The name Pluto was given by an 11 year old girl, Venetia Burney from England. It was inspired by the Roman God of the underworld. Pluto’s five moons, Styx, Charon, Nix, Hydra and Kerberos, were also named after mythological figures from the underworld. 

” Pluto is the name of the Roman god of the Underworld, equivalent to the Greek Hades. However, the Greek name “Plouton” (from which the Romans derived their name “Pluto”) was also occasionally used as an alternative name for Hades. But Pluto is definitely the Roman spelling. ” Dr. Elizabeth Vandiver, chair of the Department of Classics in Whitman College in Walla Walla, Washington.

Styx is the mythological river that separates the world of living from the realm of the dead. Charon is the boatman who ferries souls to the underworld. Nix, the mother of Charon, is the goddess of darkness and night. Hydra is the nine headed serpent that guards the underworld. And Kerberos is the three headed dog of Greek mythology.

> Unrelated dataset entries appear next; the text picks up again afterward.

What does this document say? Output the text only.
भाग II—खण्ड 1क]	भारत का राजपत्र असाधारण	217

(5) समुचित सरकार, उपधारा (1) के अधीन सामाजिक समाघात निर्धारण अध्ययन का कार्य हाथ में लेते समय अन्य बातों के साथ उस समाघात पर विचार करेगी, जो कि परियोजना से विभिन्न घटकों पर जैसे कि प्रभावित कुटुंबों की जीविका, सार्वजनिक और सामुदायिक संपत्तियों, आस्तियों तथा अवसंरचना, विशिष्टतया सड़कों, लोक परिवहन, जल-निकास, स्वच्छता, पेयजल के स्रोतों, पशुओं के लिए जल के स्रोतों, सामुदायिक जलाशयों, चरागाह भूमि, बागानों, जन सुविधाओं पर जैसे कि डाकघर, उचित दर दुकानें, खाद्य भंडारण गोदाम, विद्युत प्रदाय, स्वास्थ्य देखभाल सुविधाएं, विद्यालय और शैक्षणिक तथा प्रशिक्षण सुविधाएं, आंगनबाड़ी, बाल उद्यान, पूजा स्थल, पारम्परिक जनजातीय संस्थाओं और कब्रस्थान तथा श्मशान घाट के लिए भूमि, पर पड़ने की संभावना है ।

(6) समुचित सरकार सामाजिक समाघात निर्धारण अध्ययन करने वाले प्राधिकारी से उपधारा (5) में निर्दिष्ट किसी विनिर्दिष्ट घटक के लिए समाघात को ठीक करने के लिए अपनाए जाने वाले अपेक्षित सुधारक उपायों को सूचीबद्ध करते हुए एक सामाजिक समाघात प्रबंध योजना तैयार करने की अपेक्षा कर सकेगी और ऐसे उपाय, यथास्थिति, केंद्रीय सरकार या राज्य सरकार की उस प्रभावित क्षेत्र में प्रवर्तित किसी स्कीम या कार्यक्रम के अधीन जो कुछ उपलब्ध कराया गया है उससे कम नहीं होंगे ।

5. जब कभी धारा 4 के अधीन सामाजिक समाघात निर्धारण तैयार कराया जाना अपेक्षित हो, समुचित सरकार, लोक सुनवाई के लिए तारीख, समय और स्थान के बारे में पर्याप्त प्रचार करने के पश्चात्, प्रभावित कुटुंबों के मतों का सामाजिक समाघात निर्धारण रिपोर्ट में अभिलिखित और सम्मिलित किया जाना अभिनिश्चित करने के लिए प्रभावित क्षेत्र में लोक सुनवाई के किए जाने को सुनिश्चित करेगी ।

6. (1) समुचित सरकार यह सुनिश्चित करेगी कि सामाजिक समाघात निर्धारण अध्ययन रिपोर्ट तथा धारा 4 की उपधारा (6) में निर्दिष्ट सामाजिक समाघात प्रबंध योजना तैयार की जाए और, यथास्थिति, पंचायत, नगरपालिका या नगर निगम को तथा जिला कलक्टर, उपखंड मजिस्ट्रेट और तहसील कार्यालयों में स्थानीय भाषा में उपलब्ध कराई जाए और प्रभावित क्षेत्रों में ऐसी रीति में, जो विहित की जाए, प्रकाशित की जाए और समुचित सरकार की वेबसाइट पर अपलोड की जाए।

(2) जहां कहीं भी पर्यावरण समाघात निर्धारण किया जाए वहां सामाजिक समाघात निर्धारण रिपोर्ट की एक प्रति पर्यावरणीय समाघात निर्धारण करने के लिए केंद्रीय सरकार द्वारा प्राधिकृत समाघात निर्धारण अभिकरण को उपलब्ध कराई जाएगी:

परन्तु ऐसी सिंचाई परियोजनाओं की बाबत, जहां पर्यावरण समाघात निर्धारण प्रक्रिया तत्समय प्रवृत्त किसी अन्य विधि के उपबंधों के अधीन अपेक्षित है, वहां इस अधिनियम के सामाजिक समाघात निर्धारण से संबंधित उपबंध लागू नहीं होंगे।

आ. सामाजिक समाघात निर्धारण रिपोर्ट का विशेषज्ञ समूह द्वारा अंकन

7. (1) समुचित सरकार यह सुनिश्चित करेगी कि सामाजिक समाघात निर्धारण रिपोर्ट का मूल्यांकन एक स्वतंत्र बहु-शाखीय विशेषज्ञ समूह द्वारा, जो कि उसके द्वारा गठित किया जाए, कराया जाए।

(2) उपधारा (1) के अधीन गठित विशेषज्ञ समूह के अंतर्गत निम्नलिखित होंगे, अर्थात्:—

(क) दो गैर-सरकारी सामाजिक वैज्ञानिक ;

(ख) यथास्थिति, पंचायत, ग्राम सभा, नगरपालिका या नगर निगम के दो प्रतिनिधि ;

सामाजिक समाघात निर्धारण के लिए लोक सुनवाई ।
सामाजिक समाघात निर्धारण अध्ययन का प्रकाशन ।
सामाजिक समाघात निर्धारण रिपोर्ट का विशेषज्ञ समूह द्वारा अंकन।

Till now only one spacecraft has visited Pluto. On July 14, 2015, NASA’s New Horizons spacecraft made its historic flight through the Pluto system. From this unique expedition, NASA obtained the first close up images of Pluto and its moons. They also derived new data that changed the knowledge of the unknown and mysterious worlds. This discovery is described as the one of the most enchanting ever made. “ It’s clear to me that the solar system saved the best for last ! ” said Alan Stern, New Horizons principal investigator from the Southwest Research Institute, Boulder, Colorado. “ We could not have explored a more fascinating or scientifically important planet at the edge of our solar system. The New Horizons team worked for 15 years to plan and execute this flyby and Pluto paid us back in spades! ”

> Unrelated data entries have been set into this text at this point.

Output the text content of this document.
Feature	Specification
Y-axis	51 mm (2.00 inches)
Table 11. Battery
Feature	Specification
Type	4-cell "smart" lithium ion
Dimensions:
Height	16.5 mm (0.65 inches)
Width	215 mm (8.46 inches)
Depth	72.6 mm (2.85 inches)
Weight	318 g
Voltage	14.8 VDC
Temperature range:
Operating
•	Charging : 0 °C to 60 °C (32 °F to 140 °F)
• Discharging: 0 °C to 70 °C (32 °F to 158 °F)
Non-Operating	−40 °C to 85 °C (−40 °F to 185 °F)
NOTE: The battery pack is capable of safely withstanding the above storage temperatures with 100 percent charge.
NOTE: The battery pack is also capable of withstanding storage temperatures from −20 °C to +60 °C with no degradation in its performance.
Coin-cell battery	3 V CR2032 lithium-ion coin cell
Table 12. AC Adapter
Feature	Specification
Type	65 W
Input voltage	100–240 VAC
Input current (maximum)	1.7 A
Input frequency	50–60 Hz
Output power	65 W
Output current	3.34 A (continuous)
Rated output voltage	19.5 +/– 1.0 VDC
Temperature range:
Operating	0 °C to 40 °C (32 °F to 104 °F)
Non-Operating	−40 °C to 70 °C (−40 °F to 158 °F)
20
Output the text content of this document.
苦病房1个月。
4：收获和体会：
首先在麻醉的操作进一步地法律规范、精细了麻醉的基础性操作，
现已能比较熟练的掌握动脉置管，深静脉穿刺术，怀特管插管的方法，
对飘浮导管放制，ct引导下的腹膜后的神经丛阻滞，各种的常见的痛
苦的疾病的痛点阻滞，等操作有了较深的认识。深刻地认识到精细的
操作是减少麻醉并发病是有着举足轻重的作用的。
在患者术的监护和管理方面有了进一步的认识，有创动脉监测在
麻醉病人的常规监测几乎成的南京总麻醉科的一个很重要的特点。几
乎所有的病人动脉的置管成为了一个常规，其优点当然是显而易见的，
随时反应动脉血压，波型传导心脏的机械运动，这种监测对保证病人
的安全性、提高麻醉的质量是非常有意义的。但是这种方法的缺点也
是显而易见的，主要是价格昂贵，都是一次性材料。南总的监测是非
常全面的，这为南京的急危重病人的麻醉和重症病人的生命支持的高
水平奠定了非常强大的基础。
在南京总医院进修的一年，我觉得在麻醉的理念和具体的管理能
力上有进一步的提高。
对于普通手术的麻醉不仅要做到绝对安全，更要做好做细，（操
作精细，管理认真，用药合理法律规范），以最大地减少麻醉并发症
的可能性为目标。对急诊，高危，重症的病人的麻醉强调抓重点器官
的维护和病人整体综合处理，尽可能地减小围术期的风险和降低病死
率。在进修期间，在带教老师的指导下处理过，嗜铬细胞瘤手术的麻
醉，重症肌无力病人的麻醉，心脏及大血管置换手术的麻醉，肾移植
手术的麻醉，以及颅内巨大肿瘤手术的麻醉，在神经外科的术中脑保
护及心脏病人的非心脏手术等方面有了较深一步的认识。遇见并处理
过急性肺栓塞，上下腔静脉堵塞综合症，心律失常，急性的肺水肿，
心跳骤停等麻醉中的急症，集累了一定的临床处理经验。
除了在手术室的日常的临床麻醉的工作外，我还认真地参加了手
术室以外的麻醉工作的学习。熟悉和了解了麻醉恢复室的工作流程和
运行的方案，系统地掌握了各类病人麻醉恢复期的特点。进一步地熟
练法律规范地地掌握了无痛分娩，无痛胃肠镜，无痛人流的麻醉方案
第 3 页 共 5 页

As bewitching as it is, Pluto is unfortunately not considered as a planet since 2006. The International Astronomical Union (IAU) downgraded the status of Pluto to that of  “dwarf planet” as it does not meet the required criteria. There are 3 criteria to be considered as a full size Planet and Pluto only meets two of them. First, the Planet must orbit around the sun. Second, the planet must have sufficient mass to assume hydrostatic equilibrium (a nearly round shape). And third, the planet must clear the neighborhood around its orbit. Even though Pluto has lived there for billions years, it has failed to respect the last one. Being not able to clear its neighboring region of other objects means that the planet has become gravitationally dominant. There are no other bodies of comparable size other than its own satellites or those otherwise under its gravitational influence, in its vicinity in space.

There are 13 planets in our solar system among which only 8 are considered as full size planets. They are classified into three categories, Terrestrial planets, Gas Giants and Ice Giants. Mercury, Venus, Earth and Mars are terrestrial planets. Jupiter and Saturn are the gas giants. Uranus and Neptune are the ice giants.

Pluto is not the only dwarf planet. There are 4 more dwarf planets namely, Eris, Haumea, Makemake and Ceres. As a tribute to Pluto for being demoted, dwarf planets are also called Plutoids.